Taxes and Politics

Someone once said that taxes are the price we pay for civilization. That may have been true when he said it, but today taxes are mostly the price we pay so that politicians can play Santa Claus and get reelected.

That's not the worst of it. We may think of taxes as just a source of government revenue. But tax rates are a big political statement on the left, whether they bring in any revenue or not.

For more than 80 years, the political left has opposed what they call "tax cuts for the rich." But big cuts in very high tax rates ended up bringing in more revenue to the government in the Coolidge, Kennedy, Reagan and Bush 43 administrations. This included more-- repeat, more-- tax revenue from people in the highest income brackets than before.

That was because high-income people took their money out of tax shelters like municipal bonds and invested where they could get a higher rate of return, after these returns were not being taxed as much. This has happened repeatedly, over so many decades, in administrations of both parties, that you might think this would put an end to the "tax cuts for the rich" demagoguery.

But the same rhetoric that "progressives" like Senator Bob La Follette used against tax cuts in the 1920s is still going strong in the 21st century. When you point out to today's "progressives" that "the rich" paid more total tax revenue to the government after what were called "tax cuts for the rich," that doesn't make a dent.

After all, "the rich" paid that larger sum of taxes only because their incomes had risen. Their paying a higher share of all taxes doesn't matter to the "progressives," who see high tax rates as a way to take a bigger bite out of the incomes of higher-income people, not just provide more revenue to the government.

Tax rates are meant to make an ideological statement and promote class-warfare politics, not just bring in revenue.

There has been much indignation on the left over the recent news that General Electric paid no taxes, despite its large amounts of profit. But another way of looking at this is that high tax rates on paper do not mean high tax revenues for the government.

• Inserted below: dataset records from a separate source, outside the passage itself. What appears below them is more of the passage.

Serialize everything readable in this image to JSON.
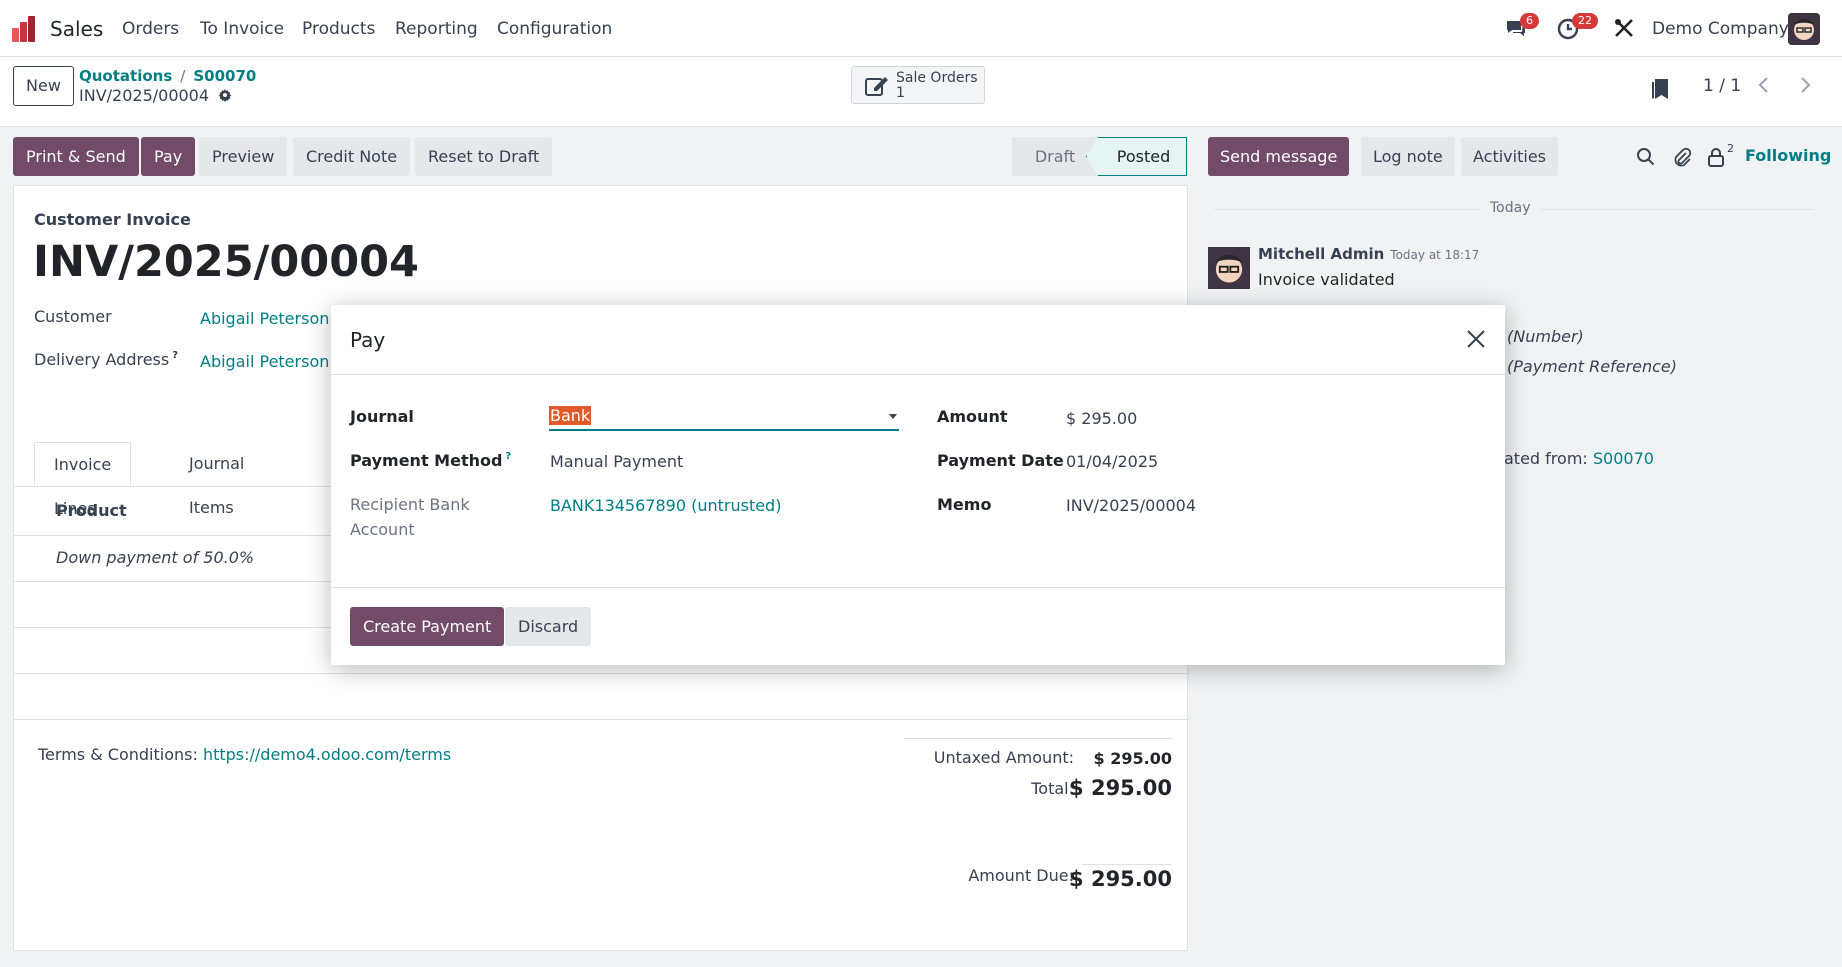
{
  "navbar": {
    "app_name": "Sales",
    "menu": [
      "Orders",
      "To Invoice",
      "Products",
      "Reporting",
      "Configuration"
    ],
    "messages_badge": "6",
    "activities_badge": "22",
    "company": "Demo Company"
  },
  "control_panel": {
    "new_label": "New",
    "breadcrumb": [
      "Quotations",
      "S00070"
    ],
    "breadcrumb_sep": "/",
    "current_record": "INV/2025/00004",
    "smart_button": {
      "label": "Sale Orders",
      "count": "1"
    },
    "pager": "1 / 1"
  },
  "action_buttons": {
    "print_send": "Print & Send",
    "pay": "Pay",
    "preview": "Preview",
    "credit_note": "Credit Note",
    "reset_to_draft": "Reset to Draft"
  },
  "status_bar": {
    "draft": "Draft",
    "posted": "Posted",
    "current": "Posted"
  },
  "form": {
    "doc_type": "Customer Invoice",
    "title": "INV/2025/00004",
    "customer_label": "Customer",
    "customer_value": "Abigail Peterson",
    "delivery_label": "Delivery Address",
    "delivery_value": "Abigail Peterson",
    "tabs": [
      "Invoice Lines",
      "Journal Items"
    ],
    "lines_header_product": "Product",
    "line_1": "Down payment of 50.0%",
    "terms_label": "Terms & Conditions:",
    "terms_link": "https://demo4.odoo.com/terms",
    "untaxed_label": "Untaxed Amount:",
    "untaxed_value": "$ 295.00",
    "total_label": "Total:",
    "total_value": "$ 295.00",
    "amount_due_label": "Amount Due:",
    "amount_due_value": "$ 295.00"
  },
  "chatter": {
    "send_message": "Send message",
    "log_note": "Log note",
    "activities": "Activities",
    "followers_count": "2",
    "following": "Following",
    "date_separator": "Today",
    "author": "Mitchell Admin",
    "time": "Today at 18:17",
    "message": "Invoice validated",
    "tracking_number": "(Number)",
    "tracking_payment_ref": "(Payment Reference)",
    "generated_from": "ated from:",
    "generated_link": "S00070"
  },
  "dialog": {
    "title": "Pay",
    "journal_label": "Journal",
    "journal_value": "Bank",
    "payment_method_label": "Payment Method",
    "payment_method_value": "Manual Payment",
    "recipient_bank_label": "Recipient Bank Account",
    "recipient_bank_value": "BANK134567890 (untrusted)",
    "amount_label": "Amount",
    "amount_value": "$ 295.00",
    "payment_date_label": "Payment Date",
    "payment_date_value": "01/04/2025",
    "memo_label": "Memo",
    "memo_value": "INV/2025/00004",
    "create_payment": "Create Payment",
    "discard": "Discard",
    "help_mark": "?"
  },
  "colors": {
    "brand": "#714b67",
    "link": "#017e84",
    "badge": "#d43a3a",
    "selection": "#e05a2a"
  }
}
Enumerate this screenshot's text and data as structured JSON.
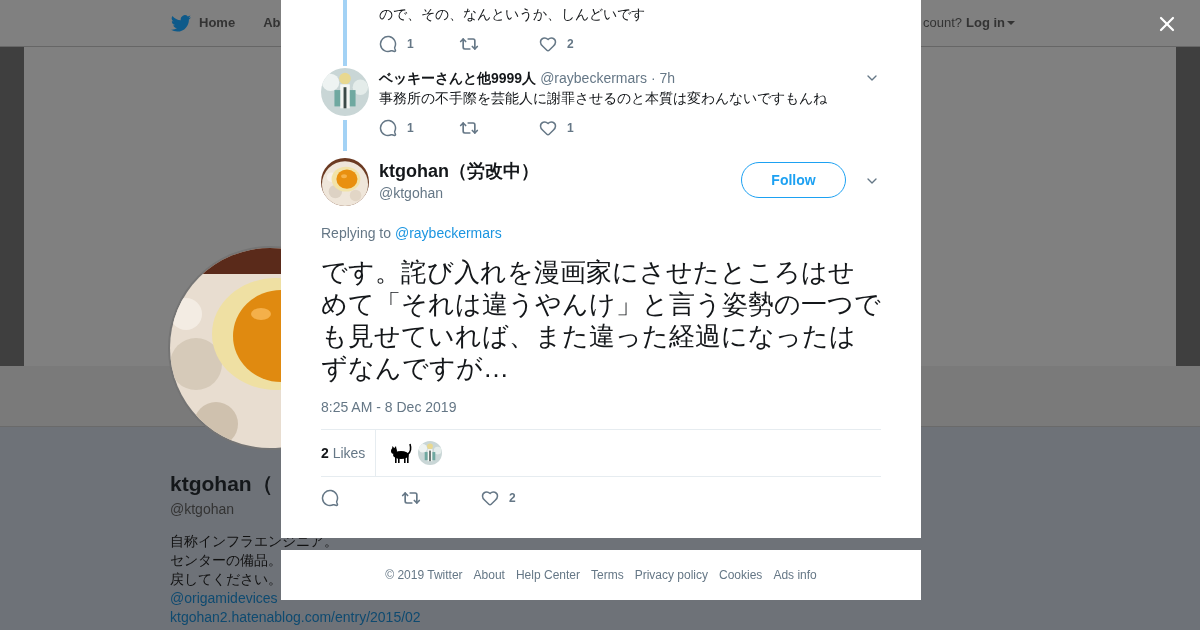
{
  "header": {
    "nav": [
      "Home",
      "Ab"
    ],
    "account_prompt": "count?",
    "login": "Log in"
  },
  "profile": {
    "name": "ktgohan（",
    "handle": "@ktgohan",
    "bio": [
      [
        {
          "kind": "text",
          "text": "自称インフラエンジニア。"
        }
      ],
      [
        {
          "kind": "text",
          "text": "センターの備品。"
        }
      ],
      [
        {
          "kind": "text",
          "text": "戻してください。"
        }
      ],
      [
        {
          "kind": "link",
          "text": "@origamidevices"
        }
      ],
      [
        {
          "kind": "link",
          "text": "ktgohan2.hatenablog.com/entry/2015/02"
        }
      ]
    ]
  },
  "thread": [
    {
      "text": "ので、その、なんというか、しんどいです",
      "replies": "1",
      "likes": "2"
    },
    {
      "name": "ベッキーさんと他9999人",
      "handle": "@raybeckermars",
      "time": "· 7h",
      "text": "事務所の不手際を芸能人に謝罪させるのと本質は変わんないですもんね",
      "replies": "1",
      "likes": "1"
    }
  ],
  "tweet": {
    "name": "ktgohan（労改中）",
    "handle": "@ktgohan",
    "follow": "Follow",
    "replying_prefix": "Replying to",
    "replying_to": "@raybeckermars",
    "text": "です。詫び入れを漫画家にさせたところはせめて「それは違うやんけ」と言う姿勢の一つでも見せていれば、また違った経過になったはずなんですが…",
    "timestamp": "8:25 AM - 8 Dec 2019",
    "likes_count": "2",
    "likes_label": "Likes",
    "likers": [
      {
        "kind": "cat"
      },
      {
        "kind": "picture"
      }
    ],
    "likes": "2"
  },
  "footer": [
    "© 2019 Twitter",
    "About",
    "Help Center",
    "Terms",
    "Privacy policy",
    "Cookies",
    "Ads info"
  ]
}
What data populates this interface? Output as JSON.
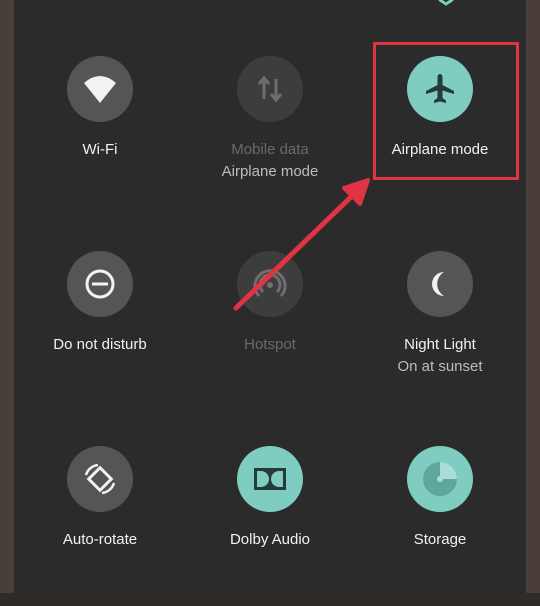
{
  "tiles": [
    {
      "key": "wifi",
      "label": "Wi-Fi",
      "sub": "",
      "state": "off",
      "icon": "wifi-icon"
    },
    {
      "key": "mobile",
      "label": "Mobile data",
      "sub": "Airplane mode",
      "state": "disabled",
      "icon": "mobile-data-icon"
    },
    {
      "key": "airplane",
      "label": "Airplane mode",
      "sub": "",
      "state": "on",
      "icon": "airplane-icon"
    },
    {
      "key": "dnd",
      "label": "Do not disturb",
      "sub": "",
      "state": "off",
      "icon": "do-not-disturb-icon"
    },
    {
      "key": "hotspot",
      "label": "Hotspot",
      "sub": "",
      "state": "disabled",
      "icon": "hotspot-icon"
    },
    {
      "key": "night",
      "label": "Night Light",
      "sub": "On at sunset",
      "state": "off",
      "icon": "moon-icon"
    },
    {
      "key": "rotate",
      "label": "Auto-rotate",
      "sub": "",
      "state": "off",
      "icon": "auto-rotate-icon"
    },
    {
      "key": "dolby",
      "label": "Dolby Audio",
      "sub": "",
      "state": "on",
      "icon": "dolby-icon"
    },
    {
      "key": "storage",
      "label": "Storage",
      "sub": "",
      "state": "on",
      "icon": "storage-icon"
    }
  ],
  "colors": {
    "panel": "#2b2b2b",
    "active": "#7fcdc1",
    "inactive": "#555555",
    "disabled": "#3d3d3d",
    "annotation": "#e03444"
  }
}
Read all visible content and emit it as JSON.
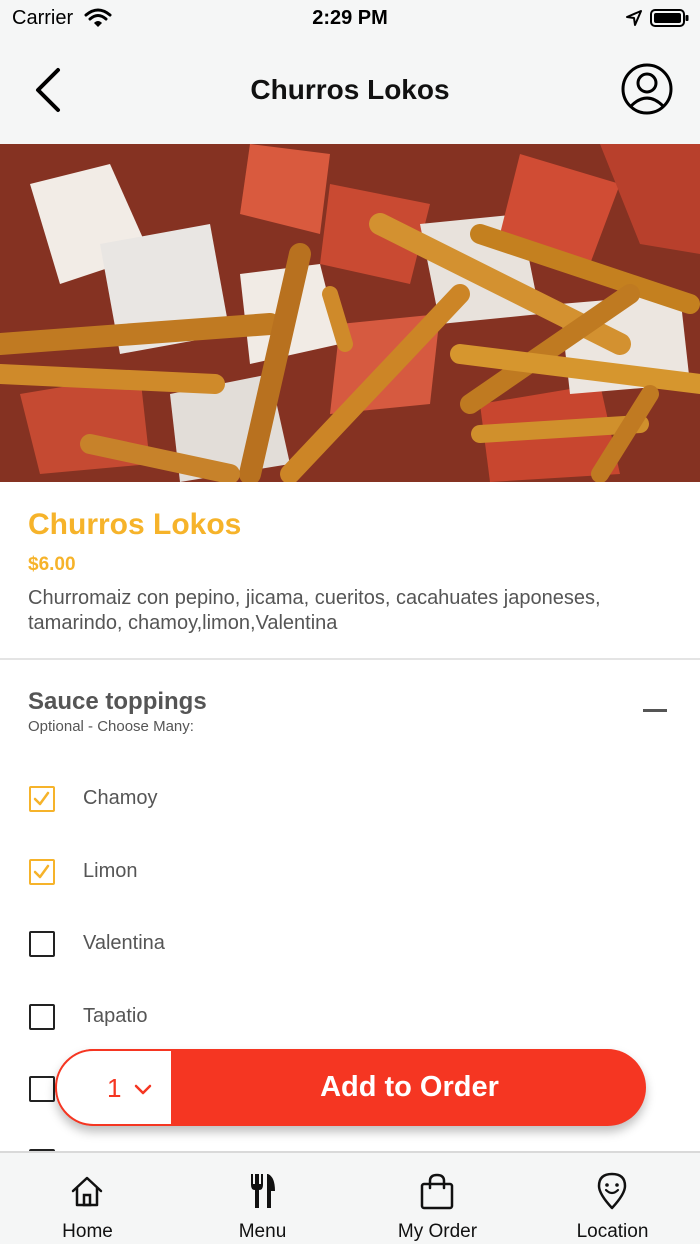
{
  "status_bar": {
    "carrier": "Carrier",
    "time": "2:29 PM"
  },
  "nav": {
    "title": "Churros Lokos",
    "back_icon": "chevron-left-icon",
    "profile_icon": "user-circle-icon"
  },
  "item": {
    "name": "Churros Lokos",
    "price": "$6.00",
    "description": "Churromaiz con pepino, jicama, cueritos, cacahuates japoneses, tamarindo, chamoy,limon,Valentina"
  },
  "section": {
    "title": "Sauce toppings",
    "subtitle": "Optional - Choose Many:"
  },
  "options": [
    {
      "label": "Chamoy",
      "checked": true
    },
    {
      "label": "Limon",
      "checked": true
    },
    {
      "label": "Valentina",
      "checked": false
    },
    {
      "label": "Tapatio",
      "checked": false
    }
  ],
  "order": {
    "quantity": "1",
    "add_label": "Add to Order"
  },
  "tabs": [
    {
      "label": "Home",
      "icon": "home-icon"
    },
    {
      "label": "Menu",
      "icon": "fork-knife-icon"
    },
    {
      "label": "My Order",
      "icon": "shopping-bag-icon"
    },
    {
      "label": "Location",
      "icon": "map-pin-icon"
    }
  ],
  "colors": {
    "accent": "#f6b32a",
    "order_red": "#f53622",
    "bar_bg": "#f5f6f6"
  }
}
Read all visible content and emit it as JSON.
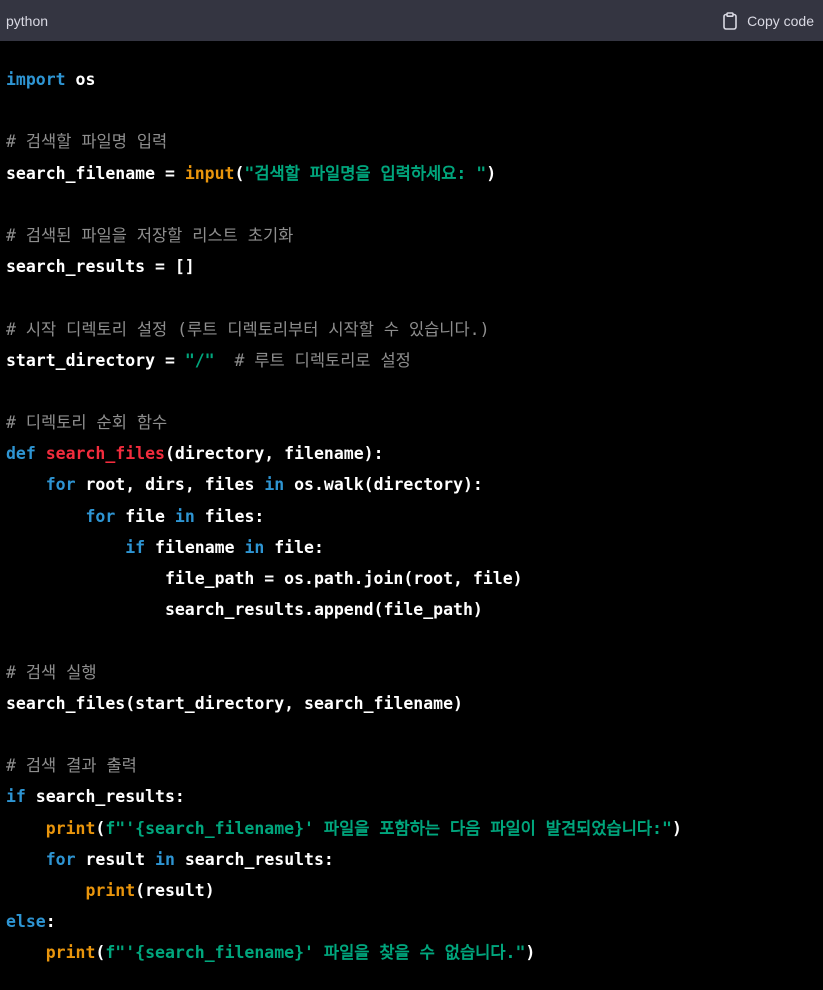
{
  "header": {
    "language": "python",
    "copy_label": "Copy code"
  },
  "colors": {
    "header_bg": "#343541",
    "code_bg": "#000000",
    "keyword": "#2e95d3",
    "function_name": "#f22c3d",
    "builtin": "#e9950c",
    "string": "#00a67d",
    "comment": "#8e8e8e",
    "text": "#ffffff"
  },
  "code_lines": [
    [
      {
        "t": "kw",
        "v": "import"
      },
      {
        "t": "tx",
        "v": " os"
      }
    ],
    [],
    [
      {
        "t": "cm",
        "v": "# 검색할 파일명 입력"
      }
    ],
    [
      {
        "t": "tx",
        "v": "search_filename = "
      },
      {
        "t": "bi",
        "v": "input"
      },
      {
        "t": "tx",
        "v": "("
      },
      {
        "t": "st",
        "v": "\"검색할 파일명을 입력하세요: \""
      },
      {
        "t": "tx",
        "v": ")"
      }
    ],
    [],
    [
      {
        "t": "cm",
        "v": "# 검색된 파일을 저장할 리스트 초기화"
      }
    ],
    [
      {
        "t": "tx",
        "v": "search_results = []"
      }
    ],
    [],
    [
      {
        "t": "cm",
        "v": "# 시작 디렉토리 설정 (루트 디렉토리부터 시작할 수 있습니다.)"
      }
    ],
    [
      {
        "t": "tx",
        "v": "start_directory = "
      },
      {
        "t": "st",
        "v": "\"/\""
      },
      {
        "t": "tx",
        "v": "  "
      },
      {
        "t": "cm",
        "v": "# 루트 디렉토리로 설정"
      }
    ],
    [],
    [
      {
        "t": "cm",
        "v": "# 디렉토리 순회 함수"
      }
    ],
    [
      {
        "t": "kw",
        "v": "def"
      },
      {
        "t": "tx",
        "v": " "
      },
      {
        "t": "fn",
        "v": "search_files"
      },
      {
        "t": "tx",
        "v": "(directory, filename):"
      }
    ],
    [
      {
        "t": "tx",
        "v": "    "
      },
      {
        "t": "kw",
        "v": "for"
      },
      {
        "t": "tx",
        "v": " root, dirs, files "
      },
      {
        "t": "kw",
        "v": "in"
      },
      {
        "t": "tx",
        "v": " os.walk(directory):"
      }
    ],
    [
      {
        "t": "tx",
        "v": "        "
      },
      {
        "t": "kw",
        "v": "for"
      },
      {
        "t": "tx",
        "v": " file "
      },
      {
        "t": "kw",
        "v": "in"
      },
      {
        "t": "tx",
        "v": " files:"
      }
    ],
    [
      {
        "t": "tx",
        "v": "            "
      },
      {
        "t": "kw",
        "v": "if"
      },
      {
        "t": "tx",
        "v": " filename "
      },
      {
        "t": "kw",
        "v": "in"
      },
      {
        "t": "tx",
        "v": " file:"
      }
    ],
    [
      {
        "t": "tx",
        "v": "                file_path = os.path.join(root, file)"
      }
    ],
    [
      {
        "t": "tx",
        "v": "                search_results.append(file_path)"
      }
    ],
    [],
    [
      {
        "t": "cm",
        "v": "# 검색 실행"
      }
    ],
    [
      {
        "t": "tx",
        "v": "search_files(start_directory, search_filename)"
      }
    ],
    [],
    [
      {
        "t": "cm",
        "v": "# 검색 결과 출력"
      }
    ],
    [
      {
        "t": "kw",
        "v": "if"
      },
      {
        "t": "tx",
        "v": " search_results:"
      }
    ],
    [
      {
        "t": "tx",
        "v": "    "
      },
      {
        "t": "bi",
        "v": "print"
      },
      {
        "t": "tx",
        "v": "("
      },
      {
        "t": "st",
        "v": "f\"'{search_filename}' 파일을 포함하는 다음 파일이 발견되었습니다:\""
      },
      {
        "t": "tx",
        "v": ")"
      }
    ],
    [
      {
        "t": "tx",
        "v": "    "
      },
      {
        "t": "kw",
        "v": "for"
      },
      {
        "t": "tx",
        "v": " result "
      },
      {
        "t": "kw",
        "v": "in"
      },
      {
        "t": "tx",
        "v": " search_results:"
      }
    ],
    [
      {
        "t": "tx",
        "v": "        "
      },
      {
        "t": "bi",
        "v": "print"
      },
      {
        "t": "tx",
        "v": "(result)"
      }
    ],
    [
      {
        "t": "kw",
        "v": "else"
      },
      {
        "t": "tx",
        "v": ":"
      }
    ],
    [
      {
        "t": "tx",
        "v": "    "
      },
      {
        "t": "bi",
        "v": "print"
      },
      {
        "t": "tx",
        "v": "("
      },
      {
        "t": "st",
        "v": "f\"'{search_filename}' 파일을 찾을 수 없습니다.\""
      },
      {
        "t": "tx",
        "v": ")"
      }
    ]
  ]
}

The liberal answer to budget deficits is almost always to raise tax rates on "the rich," in order to bring in more revenue. The fact that higher tax rates have often brought in less revenue than before is simply ignored.

Our corporate tax rates are higher than in many other countries. That may have something to do with the fact that many American corporations (including General Electric) expand their operations in many other countries, providing jobs-- and tax revenues-- in those other countries.